What was the effect of all of this?
Well let’s use our clock analogy again. Just say we have the 12 hours on the clock face but the distance between each of those numbers is not exact. The first few are quite well spaced but as we go further around the dial the distance becomes less exact. Some hours may consist of 60 minutes but some maybe 57 and some 64. And let’s make it even more tricky and say that everyone has a different clock face. Although they are similar to each other, they are in no way universal.
This is what musicians had to put up with in the Renaissance and Baroque periods. Every composer had a slightly different tuning system to fit all the 12 notes into an octave. This was called ‘mean temperament’ and musicians had to tune their instruments (especially difficult for keyboard and fretted instruments) to the specific tuning of whoever they were working for at the time.
Composers, instrumentalists, instrument makers and scientists knew what they needed to make this situation better. It was to somehow have a system where the 12 notes of the octave were arranged so they fitted into the octave perfectly (equal temperament) not just ‘well’. This would take their music as far away from the organic music of the Shakuhachi as possible but would allow composers to write precisely what they wanted to and have it sound the same everywhere it was performed. And everyone had a try, including Galileo, Boyles and Stevin. In fact Stevin discovered the precise mathematical formula to have this perfect spacing between every note. It was 1.059463094 times the frequency of the note below!!
This is great in theory but hopeless in practice as the only way to tune instruments was totally aurally- there were no electronic tuners to give you the exact distances only a very well-tuned ear!
So thank goodness for J.S. Bach!! In 1722 he wrote the 48 Preludes and Fugues while working for Count Leopold in Cothen castle, East Germany. What was so amazing about these pieces was that somehow Bach (or one of his students) had managed to tune his clavier so that at one sitting Bach could play in all the major and minor keys. Now this wasn’t an ‘equal tempered’ keyboard but as the title says a “Well Tempered” one. And once discovered people across Europe were not suddenly being able to tune their instruments to well or equal temperament but what it did do was open the door for people to know that it could be done. Once the unobtainable 4 minute mile was achieved it gave people the inspiration to push it even further- so with tempering.

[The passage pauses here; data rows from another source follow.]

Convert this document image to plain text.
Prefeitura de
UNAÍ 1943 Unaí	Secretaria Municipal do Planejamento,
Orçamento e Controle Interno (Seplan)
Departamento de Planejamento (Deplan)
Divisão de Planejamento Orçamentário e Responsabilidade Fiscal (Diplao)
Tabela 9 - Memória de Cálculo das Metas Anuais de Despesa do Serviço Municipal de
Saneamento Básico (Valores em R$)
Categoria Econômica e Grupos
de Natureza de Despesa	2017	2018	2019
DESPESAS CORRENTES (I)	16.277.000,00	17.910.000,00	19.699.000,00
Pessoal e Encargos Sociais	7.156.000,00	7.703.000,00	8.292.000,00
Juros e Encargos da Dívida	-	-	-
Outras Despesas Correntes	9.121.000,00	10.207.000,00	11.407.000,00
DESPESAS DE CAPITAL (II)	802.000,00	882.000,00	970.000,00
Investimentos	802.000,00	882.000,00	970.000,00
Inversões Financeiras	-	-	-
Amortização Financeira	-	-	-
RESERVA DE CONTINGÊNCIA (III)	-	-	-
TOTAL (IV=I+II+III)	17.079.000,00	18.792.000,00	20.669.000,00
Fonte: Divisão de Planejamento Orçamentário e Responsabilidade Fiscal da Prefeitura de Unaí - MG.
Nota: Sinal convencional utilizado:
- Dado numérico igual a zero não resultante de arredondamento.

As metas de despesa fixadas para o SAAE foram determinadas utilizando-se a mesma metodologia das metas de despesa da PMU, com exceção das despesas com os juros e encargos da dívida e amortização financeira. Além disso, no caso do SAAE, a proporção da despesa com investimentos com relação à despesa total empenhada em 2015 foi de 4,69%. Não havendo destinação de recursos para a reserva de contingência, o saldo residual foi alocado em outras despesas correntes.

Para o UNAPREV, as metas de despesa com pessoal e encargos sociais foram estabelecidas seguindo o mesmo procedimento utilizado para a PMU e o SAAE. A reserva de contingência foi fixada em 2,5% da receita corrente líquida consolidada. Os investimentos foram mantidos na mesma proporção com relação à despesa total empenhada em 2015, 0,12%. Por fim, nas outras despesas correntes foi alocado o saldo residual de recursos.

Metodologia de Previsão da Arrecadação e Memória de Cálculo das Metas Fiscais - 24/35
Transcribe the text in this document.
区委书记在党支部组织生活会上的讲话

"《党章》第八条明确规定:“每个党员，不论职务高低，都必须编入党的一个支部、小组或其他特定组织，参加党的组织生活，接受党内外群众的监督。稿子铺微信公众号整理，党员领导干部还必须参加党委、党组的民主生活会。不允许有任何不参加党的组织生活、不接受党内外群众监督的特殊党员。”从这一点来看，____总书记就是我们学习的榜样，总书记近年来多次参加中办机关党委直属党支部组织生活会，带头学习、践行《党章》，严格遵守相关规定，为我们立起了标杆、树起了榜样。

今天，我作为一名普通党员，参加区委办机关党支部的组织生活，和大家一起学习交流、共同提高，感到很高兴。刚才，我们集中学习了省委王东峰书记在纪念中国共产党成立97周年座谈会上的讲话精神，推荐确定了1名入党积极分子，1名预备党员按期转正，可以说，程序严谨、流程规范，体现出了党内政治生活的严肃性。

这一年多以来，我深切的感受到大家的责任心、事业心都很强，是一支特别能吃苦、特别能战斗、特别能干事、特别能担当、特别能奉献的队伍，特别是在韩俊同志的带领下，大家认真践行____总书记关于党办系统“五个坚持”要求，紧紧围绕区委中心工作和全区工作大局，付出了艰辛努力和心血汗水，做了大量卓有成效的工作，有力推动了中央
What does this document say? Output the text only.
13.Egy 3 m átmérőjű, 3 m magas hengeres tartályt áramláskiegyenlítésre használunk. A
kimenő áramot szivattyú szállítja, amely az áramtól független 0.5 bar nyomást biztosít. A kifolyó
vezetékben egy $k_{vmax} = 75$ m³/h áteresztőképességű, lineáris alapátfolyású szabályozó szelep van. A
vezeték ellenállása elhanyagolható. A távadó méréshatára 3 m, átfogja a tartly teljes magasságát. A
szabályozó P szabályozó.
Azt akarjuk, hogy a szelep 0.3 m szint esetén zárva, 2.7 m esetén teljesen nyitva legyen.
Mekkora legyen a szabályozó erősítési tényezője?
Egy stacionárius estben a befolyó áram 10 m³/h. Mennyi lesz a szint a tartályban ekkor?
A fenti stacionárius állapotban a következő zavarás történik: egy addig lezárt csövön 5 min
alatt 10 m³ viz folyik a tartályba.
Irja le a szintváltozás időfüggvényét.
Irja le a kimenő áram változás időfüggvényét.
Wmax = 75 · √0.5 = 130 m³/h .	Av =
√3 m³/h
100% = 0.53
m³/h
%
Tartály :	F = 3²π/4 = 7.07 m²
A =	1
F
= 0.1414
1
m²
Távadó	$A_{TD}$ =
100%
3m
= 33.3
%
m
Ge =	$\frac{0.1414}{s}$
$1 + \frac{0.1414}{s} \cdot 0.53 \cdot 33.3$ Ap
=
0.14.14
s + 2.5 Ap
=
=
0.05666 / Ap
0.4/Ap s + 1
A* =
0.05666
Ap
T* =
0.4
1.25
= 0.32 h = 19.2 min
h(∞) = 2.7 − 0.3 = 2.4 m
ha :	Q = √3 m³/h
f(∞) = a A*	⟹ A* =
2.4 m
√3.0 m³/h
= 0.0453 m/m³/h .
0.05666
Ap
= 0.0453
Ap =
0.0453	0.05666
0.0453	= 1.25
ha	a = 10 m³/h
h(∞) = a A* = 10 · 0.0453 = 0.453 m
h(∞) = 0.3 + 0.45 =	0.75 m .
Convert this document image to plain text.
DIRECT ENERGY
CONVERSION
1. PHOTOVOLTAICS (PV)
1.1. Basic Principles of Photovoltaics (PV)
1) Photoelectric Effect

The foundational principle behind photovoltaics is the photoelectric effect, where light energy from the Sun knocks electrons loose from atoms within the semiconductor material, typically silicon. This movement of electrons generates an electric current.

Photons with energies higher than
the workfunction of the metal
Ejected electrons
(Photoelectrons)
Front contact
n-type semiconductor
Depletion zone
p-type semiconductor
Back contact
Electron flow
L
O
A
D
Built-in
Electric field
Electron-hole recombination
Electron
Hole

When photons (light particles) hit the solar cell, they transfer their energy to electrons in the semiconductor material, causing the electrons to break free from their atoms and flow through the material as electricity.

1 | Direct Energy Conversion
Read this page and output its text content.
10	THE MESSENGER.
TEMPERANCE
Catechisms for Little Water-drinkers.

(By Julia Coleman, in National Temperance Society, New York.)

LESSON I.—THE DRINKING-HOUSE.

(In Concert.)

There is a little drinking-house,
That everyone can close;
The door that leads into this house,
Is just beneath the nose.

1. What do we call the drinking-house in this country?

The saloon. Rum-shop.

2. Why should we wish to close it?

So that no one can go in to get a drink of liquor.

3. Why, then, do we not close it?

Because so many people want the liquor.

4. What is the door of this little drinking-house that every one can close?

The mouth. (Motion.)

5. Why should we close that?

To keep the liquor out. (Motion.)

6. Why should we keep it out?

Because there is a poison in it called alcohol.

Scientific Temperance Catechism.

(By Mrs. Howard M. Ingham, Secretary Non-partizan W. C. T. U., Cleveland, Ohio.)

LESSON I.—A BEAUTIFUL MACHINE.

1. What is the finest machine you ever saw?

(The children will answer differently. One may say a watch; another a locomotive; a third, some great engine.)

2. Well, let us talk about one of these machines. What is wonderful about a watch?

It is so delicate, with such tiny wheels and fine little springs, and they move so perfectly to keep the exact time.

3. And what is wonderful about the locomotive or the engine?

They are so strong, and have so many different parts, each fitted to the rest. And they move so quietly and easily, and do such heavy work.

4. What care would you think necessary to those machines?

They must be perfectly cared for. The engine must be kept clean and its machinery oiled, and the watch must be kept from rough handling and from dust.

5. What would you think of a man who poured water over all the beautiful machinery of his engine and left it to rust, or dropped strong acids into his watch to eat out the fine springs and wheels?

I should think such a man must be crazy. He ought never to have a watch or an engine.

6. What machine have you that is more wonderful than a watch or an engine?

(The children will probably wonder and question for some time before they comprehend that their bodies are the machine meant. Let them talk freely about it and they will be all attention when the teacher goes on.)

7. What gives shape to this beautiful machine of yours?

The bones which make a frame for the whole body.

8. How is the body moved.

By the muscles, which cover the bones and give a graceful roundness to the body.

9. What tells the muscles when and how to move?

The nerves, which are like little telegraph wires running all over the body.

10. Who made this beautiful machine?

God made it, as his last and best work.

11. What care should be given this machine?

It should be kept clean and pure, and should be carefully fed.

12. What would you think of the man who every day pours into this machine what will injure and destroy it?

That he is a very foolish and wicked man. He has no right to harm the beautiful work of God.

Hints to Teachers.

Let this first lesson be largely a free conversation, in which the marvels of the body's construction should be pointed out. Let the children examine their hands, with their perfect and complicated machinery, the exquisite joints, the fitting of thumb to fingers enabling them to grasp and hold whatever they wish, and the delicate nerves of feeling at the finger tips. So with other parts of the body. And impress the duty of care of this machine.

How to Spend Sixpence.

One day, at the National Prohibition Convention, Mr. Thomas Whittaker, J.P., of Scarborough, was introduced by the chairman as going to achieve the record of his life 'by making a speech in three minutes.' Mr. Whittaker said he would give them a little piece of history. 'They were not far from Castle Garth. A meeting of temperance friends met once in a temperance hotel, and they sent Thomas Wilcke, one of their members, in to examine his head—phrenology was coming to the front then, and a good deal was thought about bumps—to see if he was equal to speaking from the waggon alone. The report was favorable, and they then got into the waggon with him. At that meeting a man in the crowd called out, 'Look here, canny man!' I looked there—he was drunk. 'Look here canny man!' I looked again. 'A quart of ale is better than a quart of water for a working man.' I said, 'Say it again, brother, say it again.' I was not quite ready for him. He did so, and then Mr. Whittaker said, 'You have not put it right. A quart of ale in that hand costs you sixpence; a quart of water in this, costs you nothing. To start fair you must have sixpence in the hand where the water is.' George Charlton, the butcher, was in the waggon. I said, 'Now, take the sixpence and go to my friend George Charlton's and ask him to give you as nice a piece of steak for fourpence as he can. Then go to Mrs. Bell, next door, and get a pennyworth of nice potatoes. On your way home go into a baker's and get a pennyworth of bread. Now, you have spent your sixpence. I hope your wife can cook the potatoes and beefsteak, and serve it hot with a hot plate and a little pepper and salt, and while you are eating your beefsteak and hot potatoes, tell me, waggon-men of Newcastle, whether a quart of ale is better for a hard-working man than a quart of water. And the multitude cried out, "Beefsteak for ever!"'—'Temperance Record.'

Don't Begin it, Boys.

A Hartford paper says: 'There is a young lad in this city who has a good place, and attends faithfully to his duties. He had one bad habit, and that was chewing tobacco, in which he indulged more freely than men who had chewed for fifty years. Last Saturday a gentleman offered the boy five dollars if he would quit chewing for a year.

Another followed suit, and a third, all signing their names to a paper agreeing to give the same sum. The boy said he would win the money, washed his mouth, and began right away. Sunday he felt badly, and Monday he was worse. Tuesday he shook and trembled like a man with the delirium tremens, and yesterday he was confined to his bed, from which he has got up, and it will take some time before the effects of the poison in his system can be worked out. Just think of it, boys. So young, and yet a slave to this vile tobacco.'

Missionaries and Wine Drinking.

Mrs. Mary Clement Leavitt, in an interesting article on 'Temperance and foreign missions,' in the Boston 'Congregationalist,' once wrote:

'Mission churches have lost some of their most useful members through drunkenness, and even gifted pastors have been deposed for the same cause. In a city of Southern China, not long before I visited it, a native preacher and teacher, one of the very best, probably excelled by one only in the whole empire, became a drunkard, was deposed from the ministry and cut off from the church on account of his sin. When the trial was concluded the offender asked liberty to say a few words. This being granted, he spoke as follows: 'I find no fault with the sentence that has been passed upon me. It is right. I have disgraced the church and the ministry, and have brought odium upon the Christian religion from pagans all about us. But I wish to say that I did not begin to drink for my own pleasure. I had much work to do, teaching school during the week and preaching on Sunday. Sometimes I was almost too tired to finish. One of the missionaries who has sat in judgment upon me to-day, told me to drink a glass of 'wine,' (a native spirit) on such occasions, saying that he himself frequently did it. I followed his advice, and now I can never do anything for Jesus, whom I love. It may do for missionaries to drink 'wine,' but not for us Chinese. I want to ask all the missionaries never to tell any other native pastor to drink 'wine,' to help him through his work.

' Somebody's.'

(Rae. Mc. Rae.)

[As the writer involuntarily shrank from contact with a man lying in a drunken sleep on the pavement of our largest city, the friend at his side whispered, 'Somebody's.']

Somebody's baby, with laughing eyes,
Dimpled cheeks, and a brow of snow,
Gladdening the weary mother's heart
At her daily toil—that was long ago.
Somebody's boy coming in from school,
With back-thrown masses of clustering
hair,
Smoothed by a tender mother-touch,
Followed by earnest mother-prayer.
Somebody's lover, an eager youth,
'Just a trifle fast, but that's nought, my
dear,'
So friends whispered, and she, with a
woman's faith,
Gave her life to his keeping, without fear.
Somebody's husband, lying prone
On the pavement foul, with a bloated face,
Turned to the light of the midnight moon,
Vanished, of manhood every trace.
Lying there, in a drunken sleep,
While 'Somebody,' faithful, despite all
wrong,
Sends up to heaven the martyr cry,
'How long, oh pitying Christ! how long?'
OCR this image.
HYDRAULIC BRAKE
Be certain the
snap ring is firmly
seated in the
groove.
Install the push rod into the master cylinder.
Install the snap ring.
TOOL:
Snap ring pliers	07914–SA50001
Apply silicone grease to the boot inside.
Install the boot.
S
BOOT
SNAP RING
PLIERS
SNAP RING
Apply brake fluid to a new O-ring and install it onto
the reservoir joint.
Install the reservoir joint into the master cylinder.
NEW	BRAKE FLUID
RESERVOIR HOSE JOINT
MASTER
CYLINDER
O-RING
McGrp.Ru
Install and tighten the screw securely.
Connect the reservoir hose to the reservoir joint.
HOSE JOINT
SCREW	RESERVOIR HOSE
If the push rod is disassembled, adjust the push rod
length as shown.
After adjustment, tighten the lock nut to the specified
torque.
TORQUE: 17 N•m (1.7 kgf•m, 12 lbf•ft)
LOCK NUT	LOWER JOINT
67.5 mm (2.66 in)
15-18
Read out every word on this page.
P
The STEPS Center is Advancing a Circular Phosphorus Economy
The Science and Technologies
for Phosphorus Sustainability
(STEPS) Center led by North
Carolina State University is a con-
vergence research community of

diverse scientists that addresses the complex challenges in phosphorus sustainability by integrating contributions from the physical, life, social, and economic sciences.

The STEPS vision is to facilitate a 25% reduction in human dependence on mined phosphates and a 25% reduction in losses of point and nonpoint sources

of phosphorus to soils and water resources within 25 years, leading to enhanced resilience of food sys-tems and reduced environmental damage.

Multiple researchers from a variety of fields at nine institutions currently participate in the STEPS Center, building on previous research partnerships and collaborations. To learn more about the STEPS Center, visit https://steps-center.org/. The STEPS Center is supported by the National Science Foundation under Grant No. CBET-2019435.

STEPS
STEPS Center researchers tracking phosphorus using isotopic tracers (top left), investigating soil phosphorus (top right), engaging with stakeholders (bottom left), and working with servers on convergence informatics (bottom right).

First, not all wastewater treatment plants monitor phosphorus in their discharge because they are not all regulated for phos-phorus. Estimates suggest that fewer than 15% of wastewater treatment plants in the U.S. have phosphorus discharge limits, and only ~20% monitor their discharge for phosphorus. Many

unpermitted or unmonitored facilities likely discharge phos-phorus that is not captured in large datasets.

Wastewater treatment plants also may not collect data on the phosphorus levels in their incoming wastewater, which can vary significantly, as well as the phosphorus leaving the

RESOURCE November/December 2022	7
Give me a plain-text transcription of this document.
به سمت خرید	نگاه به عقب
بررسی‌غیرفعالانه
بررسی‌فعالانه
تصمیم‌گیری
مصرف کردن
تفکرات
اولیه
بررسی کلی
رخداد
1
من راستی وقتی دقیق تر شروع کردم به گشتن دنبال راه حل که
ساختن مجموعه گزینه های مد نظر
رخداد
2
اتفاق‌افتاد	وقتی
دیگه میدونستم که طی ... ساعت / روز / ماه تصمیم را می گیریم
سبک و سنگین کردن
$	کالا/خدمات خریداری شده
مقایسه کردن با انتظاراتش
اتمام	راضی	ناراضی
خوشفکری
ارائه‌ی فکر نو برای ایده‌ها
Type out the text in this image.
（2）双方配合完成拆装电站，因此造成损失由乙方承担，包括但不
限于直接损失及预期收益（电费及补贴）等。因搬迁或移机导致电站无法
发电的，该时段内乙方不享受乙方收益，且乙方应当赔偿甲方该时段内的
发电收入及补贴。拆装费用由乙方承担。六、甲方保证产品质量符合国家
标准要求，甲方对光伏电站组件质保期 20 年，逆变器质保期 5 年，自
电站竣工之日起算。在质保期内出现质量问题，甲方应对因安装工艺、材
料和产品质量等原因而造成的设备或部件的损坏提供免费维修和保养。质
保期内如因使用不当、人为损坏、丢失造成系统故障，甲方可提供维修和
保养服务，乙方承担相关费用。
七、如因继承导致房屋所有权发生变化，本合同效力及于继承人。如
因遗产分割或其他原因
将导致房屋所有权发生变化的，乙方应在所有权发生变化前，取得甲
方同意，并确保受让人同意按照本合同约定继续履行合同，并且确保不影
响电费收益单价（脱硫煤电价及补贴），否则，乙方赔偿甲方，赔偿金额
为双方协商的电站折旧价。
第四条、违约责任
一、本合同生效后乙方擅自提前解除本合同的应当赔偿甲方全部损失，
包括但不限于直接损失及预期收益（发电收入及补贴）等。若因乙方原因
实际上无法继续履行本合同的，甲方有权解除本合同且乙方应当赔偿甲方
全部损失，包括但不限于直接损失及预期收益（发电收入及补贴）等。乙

But the final turning point in making our tuning in the West totally different from all other ethnic or world forms of tuning came about in the 1800’s with the Industrial Revolution and Victorian Engineering. With the explosion of technology, machinery and factories, new instruments like accordion’s, clarinets, valved horns and pianos etc could be made, or partially made, on the production line of factories to the specific measurement set down by Stevin all those year before.
And what is even more amazing about the complicated and difficult story is that by the mid 1800’s equal temperament was the ONLY form of tuning. All the strange tempering of the previous 100’s of years had disappeared.
I suppose the obviously question is why? Why did we in the West go out of our way to change our form of music form being natural to being totally man made? And the reason is simple; all the beautiful harmonies, exotic sounds, strange man made instruments that we have today could have only come about with equal temperament. In fact almost every piece of music written after the 19th century could not have been conceived without it. I for one have been grateful that equal temperament has come about to give me music by composers such as Richard Strauss, Shostakovich, Mahler and the like.